Universities do have an important role in teacher training, as I have said. However, the emphasis of the Government’s market review of teacher training seems to be on the market aspect. The noble Baroness, Lady Blower, emphasised this, and she is right: it is a pity that the Government’s consultation on the future of initial teacher training was carried out in the summer, between early June and the end of August. The Government maintain that delaying the consultation until this autumn would have delayed plans to push forward with the reforms. Although the consultation ended on 22 August, almost three months ago, we have not yet had any information on the response to it. Maybe we can blame the pandemic; I do not know.

Teachers are the lifeblood of our education system and we must recruit and retain the very best teachers. We can do this only if we can offer them an excellent preparation for the role, support them during the early years of teaching and enable them to flourish in their chosen profession.

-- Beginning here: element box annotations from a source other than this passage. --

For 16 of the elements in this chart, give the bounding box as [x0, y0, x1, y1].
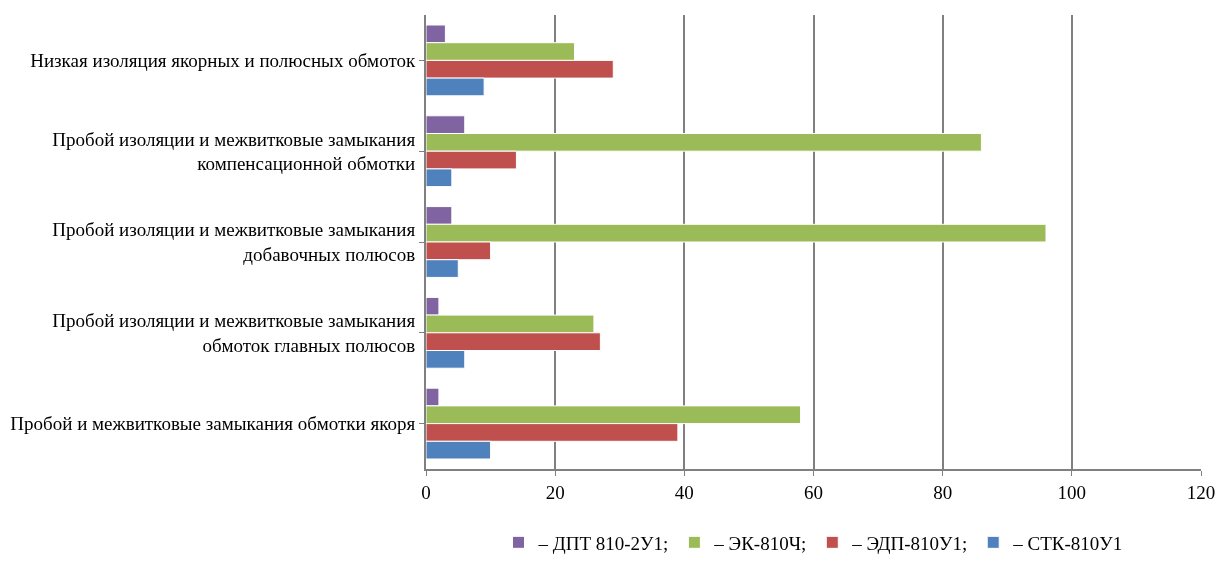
legend-label: – ЭК-810Ч; [713, 532, 807, 554]
x-tick-label: 100 [1057, 481, 1087, 503]
legend-label: – ЭДП-810У1; [851, 532, 968, 554]
y-tick-label: Пробой и межвитковые замыкания обмотки якоря [10, 413, 416, 435]
x-tick-label: 80 [933, 481, 953, 503]
y-tick-label: Пробой изоляции и межвитковые замыкания обмоток главных полюсов [52, 310, 416, 356]
legend-label: – СТК-810У1 [1012, 532, 1123, 554]
y-tick-label: Низкая изоляция якорных и полюсных обмоток [30, 50, 416, 72]
y-tick-label: Пробой изоляции и межвитковые замыкания добавочных полюсов [52, 219, 416, 265]
x-tick-label: 0 [421, 481, 431, 503]
x-tick-label: 40 [674, 481, 694, 503]
x-tick-label: 20 [545, 481, 565, 503]
y-tick-label: Пробой изоляции и межвитковые замыкания компенсационной обмотки [52, 128, 416, 175]
x-tick-label: 120 [1186, 481, 1216, 503]
legend-label: – ДПТ 810-2У1; [537, 532, 669, 554]
x-tick-label: 60 [804, 481, 823, 503]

A number of questions have arisen during the course of this debate and I look forward to hearing the Minister’s answers. I am concerned that we are still waiting to hear what will emerge from the market review and how much of teacher training will be to do with the market. We have heard today about the Institute of Teaching, with a £122 million contract up for grabs to run the flagship teacher training establishment. Will that be run by a private provider? The top priority of teacher training is the quality and, as in many areas, there is a mixed economy of providers, but I am concerned that we do not throw the HEI baby out with the bathwater. How will the Government ensure that the market is managed so that every teacher benefits from the teacher training experience?

I end by saying that teacher training does not just start before they go into schools, or however they do that; the training of a teacher goes throughout their teaching career, and continuing professional development has to be a hugely important part of the role of schools and, indeed, of government.